Prior distribution with lower bound of 0.01 but posterior distribution in negative range

Hello everyone,

I have the following question: Assume I have a prior distribution with positive support. In my case, these are the relevant lines from the estimated_params block:

@{co}_gammaimc1,(p_@{co}_gammaimc1),0.01,15,GAMMA_PDF,4,1;
@{co}_gammaimi1,(p_@{co}_gammaimi1),0.01,15,GAMMA_PDF,4,1;

I thought that this means that the posterior includes only positive values as well, but this is not the case, as you can see from the attached graph. The posterior covers a negative segment.

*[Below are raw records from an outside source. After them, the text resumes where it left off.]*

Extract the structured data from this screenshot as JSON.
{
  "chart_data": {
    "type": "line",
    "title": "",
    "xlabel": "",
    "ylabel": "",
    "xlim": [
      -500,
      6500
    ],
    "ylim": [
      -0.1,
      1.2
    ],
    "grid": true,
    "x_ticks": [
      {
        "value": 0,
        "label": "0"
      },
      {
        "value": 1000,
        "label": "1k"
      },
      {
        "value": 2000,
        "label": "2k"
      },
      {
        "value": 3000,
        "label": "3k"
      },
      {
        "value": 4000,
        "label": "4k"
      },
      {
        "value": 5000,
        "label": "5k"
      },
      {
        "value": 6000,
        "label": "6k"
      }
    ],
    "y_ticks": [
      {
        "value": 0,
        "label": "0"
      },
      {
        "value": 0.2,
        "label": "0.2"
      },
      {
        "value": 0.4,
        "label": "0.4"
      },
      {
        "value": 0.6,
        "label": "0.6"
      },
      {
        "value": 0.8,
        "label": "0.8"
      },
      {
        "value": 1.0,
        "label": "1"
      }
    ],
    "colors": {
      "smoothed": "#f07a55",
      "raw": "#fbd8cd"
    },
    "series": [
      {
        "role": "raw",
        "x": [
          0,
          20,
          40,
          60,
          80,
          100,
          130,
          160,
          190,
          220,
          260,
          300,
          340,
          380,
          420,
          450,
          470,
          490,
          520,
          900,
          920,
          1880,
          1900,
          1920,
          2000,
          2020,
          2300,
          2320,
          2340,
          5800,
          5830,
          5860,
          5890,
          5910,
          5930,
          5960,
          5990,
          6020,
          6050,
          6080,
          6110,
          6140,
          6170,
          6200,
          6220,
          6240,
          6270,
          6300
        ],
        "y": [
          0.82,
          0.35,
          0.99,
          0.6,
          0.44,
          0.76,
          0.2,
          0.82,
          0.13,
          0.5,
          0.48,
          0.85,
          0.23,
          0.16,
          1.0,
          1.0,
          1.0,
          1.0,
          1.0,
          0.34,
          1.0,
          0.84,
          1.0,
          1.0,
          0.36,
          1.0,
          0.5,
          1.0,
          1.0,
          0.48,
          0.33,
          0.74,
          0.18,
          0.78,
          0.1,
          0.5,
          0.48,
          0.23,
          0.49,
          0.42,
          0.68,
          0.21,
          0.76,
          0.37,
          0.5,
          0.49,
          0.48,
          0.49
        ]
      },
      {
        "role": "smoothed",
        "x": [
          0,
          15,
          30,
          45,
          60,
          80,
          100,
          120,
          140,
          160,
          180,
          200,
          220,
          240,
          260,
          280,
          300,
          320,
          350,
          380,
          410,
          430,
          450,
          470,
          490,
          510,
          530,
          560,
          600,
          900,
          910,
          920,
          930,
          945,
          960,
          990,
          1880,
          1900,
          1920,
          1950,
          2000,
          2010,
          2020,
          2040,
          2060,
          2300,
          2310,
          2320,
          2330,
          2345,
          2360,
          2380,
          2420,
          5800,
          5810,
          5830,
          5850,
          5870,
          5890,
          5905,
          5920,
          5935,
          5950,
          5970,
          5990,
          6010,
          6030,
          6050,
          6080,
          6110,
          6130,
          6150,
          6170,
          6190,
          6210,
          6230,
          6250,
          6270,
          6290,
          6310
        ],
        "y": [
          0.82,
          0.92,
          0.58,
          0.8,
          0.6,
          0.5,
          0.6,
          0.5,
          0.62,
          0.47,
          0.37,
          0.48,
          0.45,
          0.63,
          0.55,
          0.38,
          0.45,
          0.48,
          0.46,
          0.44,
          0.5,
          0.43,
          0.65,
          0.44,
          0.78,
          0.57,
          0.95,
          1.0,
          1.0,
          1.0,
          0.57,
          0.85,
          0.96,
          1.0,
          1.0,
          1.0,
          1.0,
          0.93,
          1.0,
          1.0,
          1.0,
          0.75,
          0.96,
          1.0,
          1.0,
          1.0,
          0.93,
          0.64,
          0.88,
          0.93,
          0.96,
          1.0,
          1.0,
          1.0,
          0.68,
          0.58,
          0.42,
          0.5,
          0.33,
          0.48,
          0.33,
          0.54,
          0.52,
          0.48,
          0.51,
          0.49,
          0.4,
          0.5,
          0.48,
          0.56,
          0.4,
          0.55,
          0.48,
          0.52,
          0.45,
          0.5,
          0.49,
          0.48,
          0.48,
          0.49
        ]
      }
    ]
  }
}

I am using the slice sampler, I don’t know if that matters.

Many thanks in advance

Estimation_slice_LCPsep_PriorsAndPosteriors5.fig (151.0 KB)

for your help!

Best,

Ansgar

That is not supposed to happen. Can you provide me with the codes to replicate the issue? It looks like a bug in Slice.

Hi Johannes,

many thanks! The strange thing is that the traceplots for that parameter actually never become negative. Here are the files.

data.xlsx (1.5 MB)

Estimation_slice_LCPsep_mean.mat (86.5 KB)

readestimates_20211007.mod (695 Bytes)

POW_symdecls.mod (7.7 KB)

init.mod (400 Bytes)

modeqs_CES_eopb_firmsharestraded_d.mod (53.7 KB)

Estimation_slice_LCPsep.mod (5.7 KB)

Thanks. The eagle_steady.txt is missing.

Oh sorry, here it is.

eagle_steady.txt (27.1 KB)

From what I can see, estimation works fine but the Kernel density smoother with a Gaussian kernel has a hard time with your data as there is some data close to the bound.

Thanks a lot. Just to clarify, you write

I assume you meant write parameters, not data?

I meant the data for which we compute the kernel density. In this case, it refers to the parameters.